Hypnoparenting is basically a way to build good communication between children and parents, and in turn create a harmonious relationship, by making constant suggestions to children using positive words, actions and emotions.

Isywara said adolescents often underwent a traumatic phase between childhood and adulthood and did not have the ability to recognize what they were feeling or know how to handle the problems they were experiencing.

He said that hypnoparenting was particularly useful in helping parents successfully guide their children through this difficult phase.

“Basically, parents need to assist their children. They [children] need help to understand what it is they want and what they feel, otherwise they will seek their own comfort zone by doing negative things,” Isywara said.

“Children tend to run from the source of problems and what we have to do is help them to be able to see their problems differently. We should be able to help them cope with their problems.

“The key is that parents and children should have the same language in dealing with problems,” he said. “Parents tend to use logic while their children use their feelings and senses. Parents need to understand this.”

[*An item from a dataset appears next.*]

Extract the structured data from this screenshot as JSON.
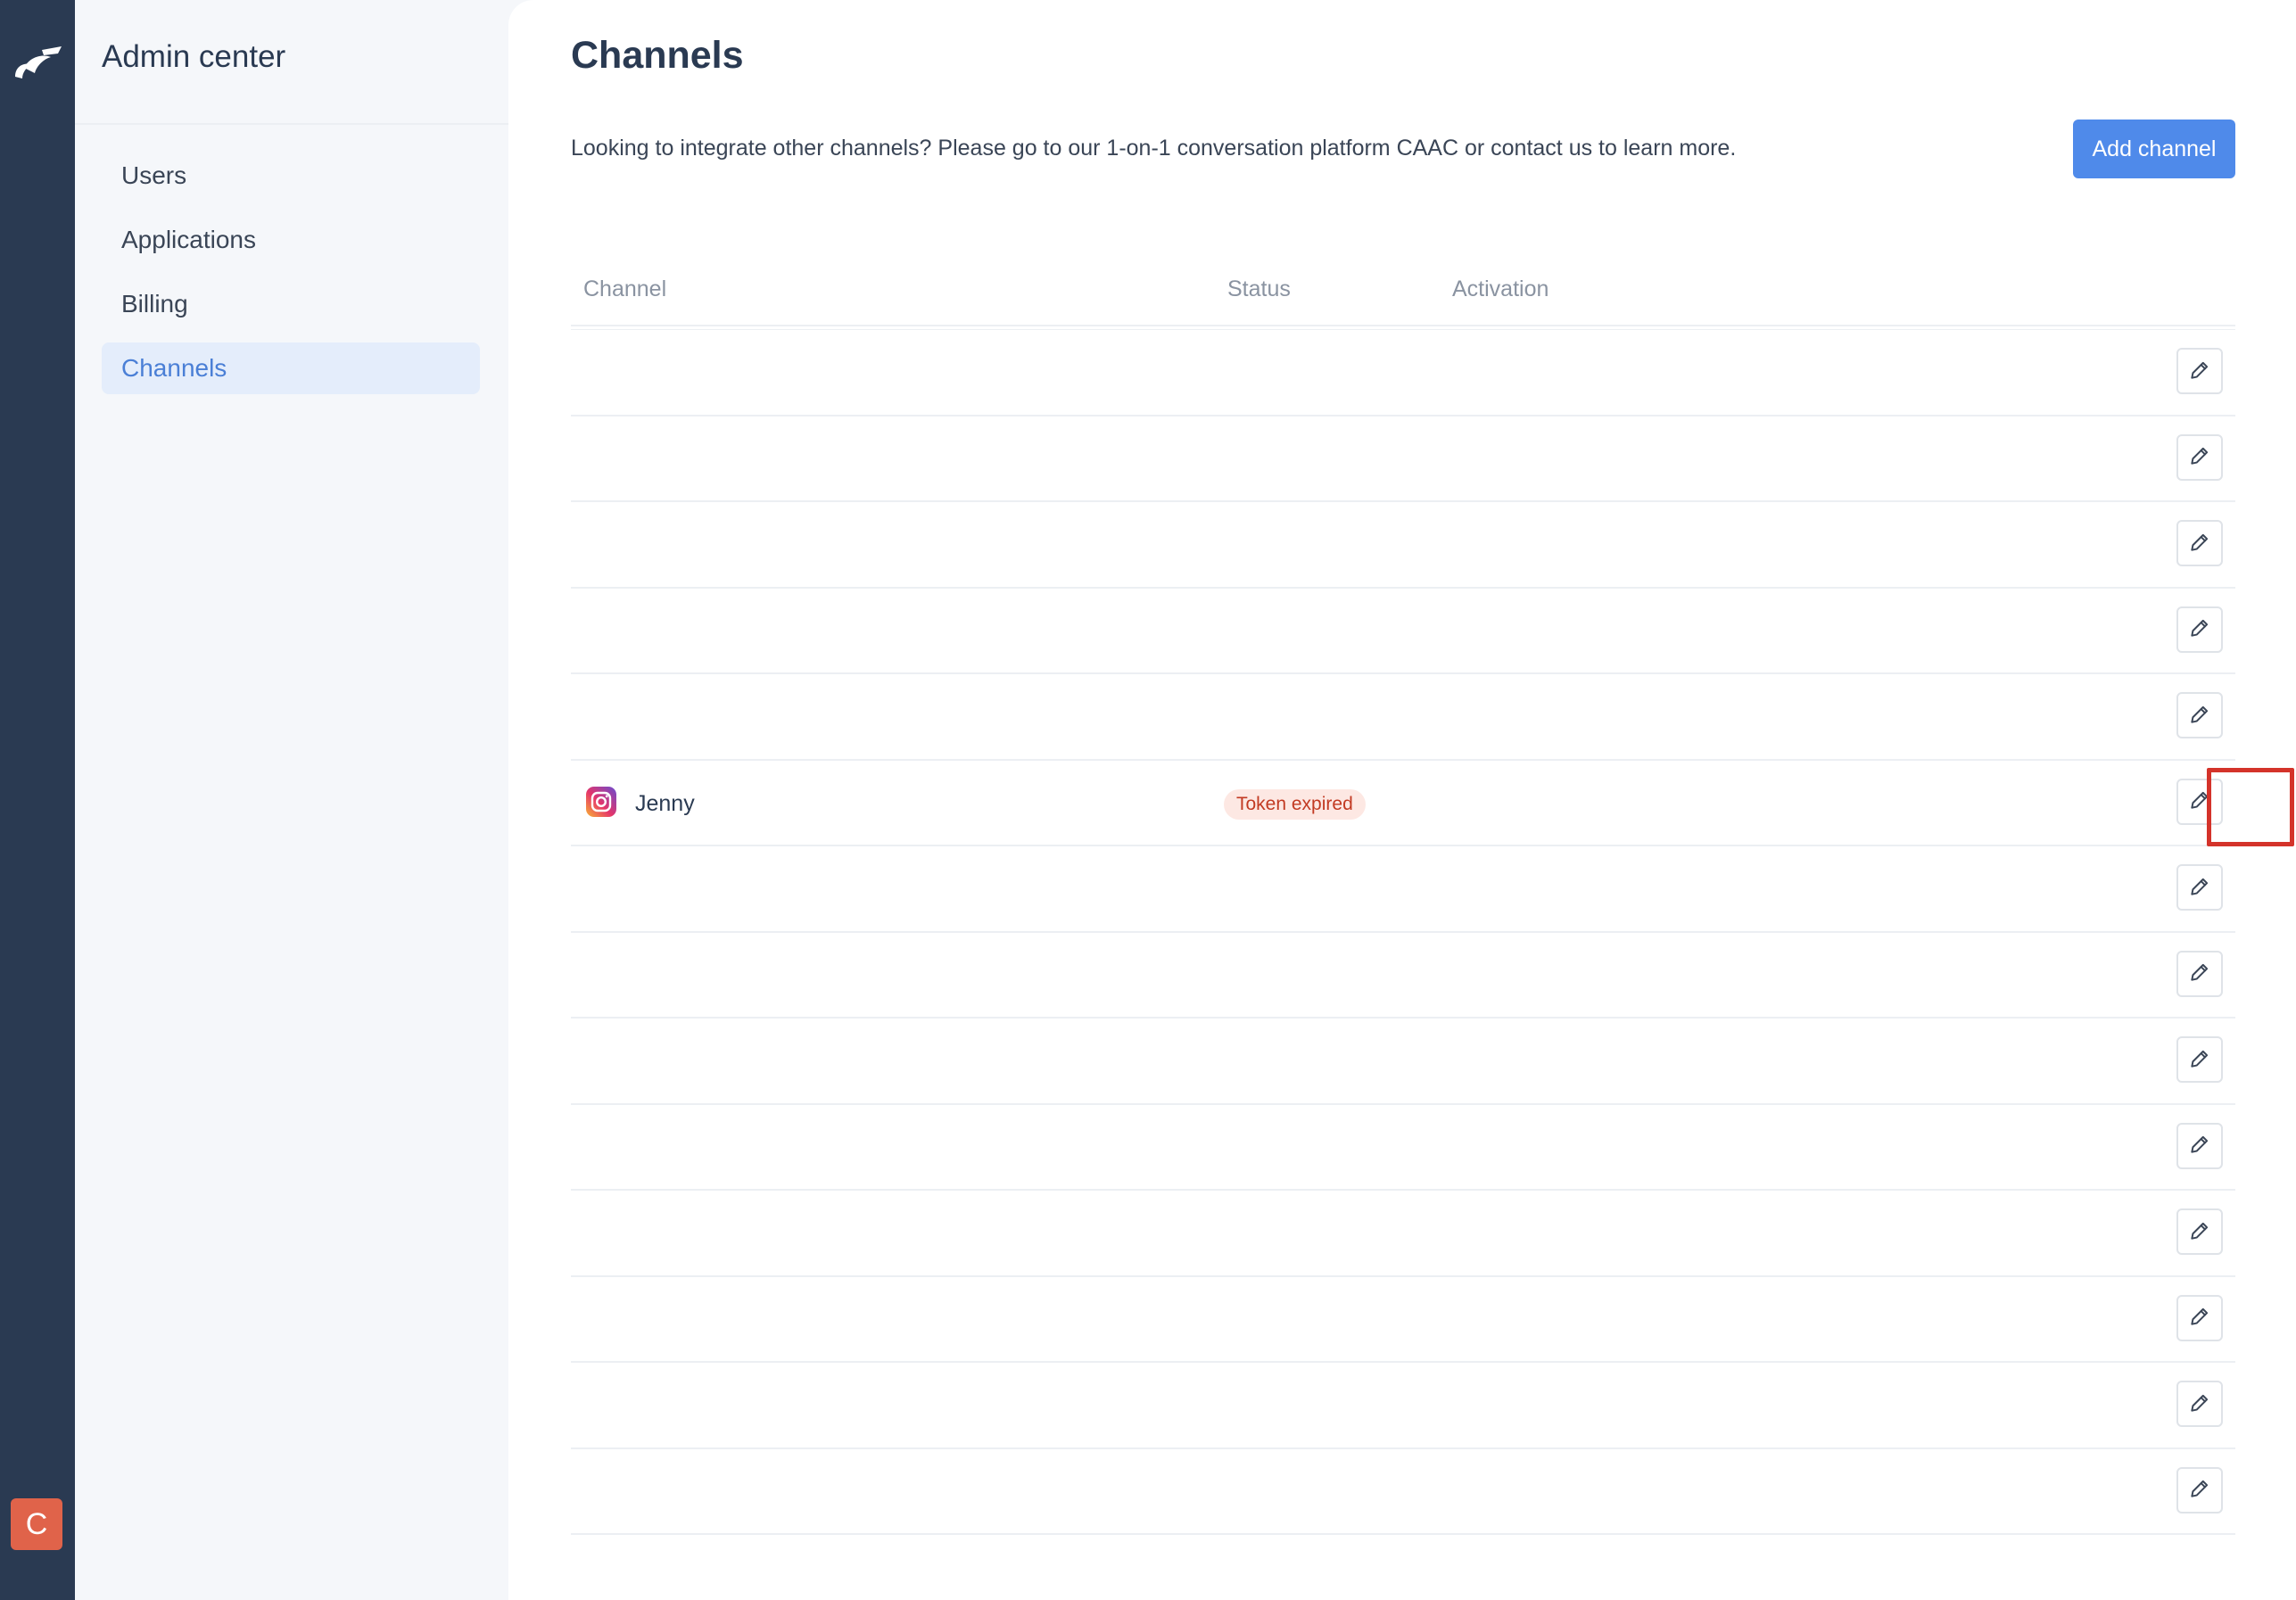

Niar Hastuti, a mother of two boys, said she first became aware that her oldest son was having problems when she caught him smoking and noticed that he was becoming quick-tempered.

“Sometimes my son would suddenly throw his cellphone and he often came home scowling,” Niar said. “When I asked him what the matter was, he would say, ‘Mom, shut up, you don’t understand my problems.’ That was the point at which I realized that he needed help.”

Niar convinced her son, then 17, to see a therapist because she didn’t know how to handle him. Her son is now 19.

“He would often say, ‘OK, Mom, you can say that, but where is the data?’ So, I told him that we should seek help together from someone who understood his problems.”

It was when browsing the Internet in search of a therapist that Niar came across hypnoparenting. She said putting the method into practice was simple.

“We [parents] are trained not to use negative words with children. Phrases like ‘bad boy’ or ‘don’t’ should not be uttered in our conversations with them,” she said. “We have to induce them with suggestions by using positive words.”

“Instead of preaching to them, we ask them to discuss the problems that they are going through,” Niar said, adding that among the discussions she had with her son was the matter of his poor grades.

“We don’t need to intrude on their space. For example, when he was smoking, I didn’t say, ‘Can you put out your cigarette?’ because that would have meant that I was upset. It’s better to say, ‘I think we need to have a good discussion about this once we have some fresh air.’ My son would then put out his cigarette.”

“We need to be open to our children and be a friend. The most important thing is that we do not label our children.”

She said that her son had now become more open, “He is no longer reluctant to express his feelings like he used to be,” she said.

Seto Mulyadi, chairman of the National Commission for Child Protection (Komnas Anak), told the Jakarta Globe that hypnoparenting could be a useful tool.

“We have to realize that children should be treated as friends. Parents can encourage them with positive suggestions,” Seto said. “This will help the children as well as strengthen the bonds.”

“Sadly, parents tend to use negative words to threaten their children and expect that such words will make them better children,” he said.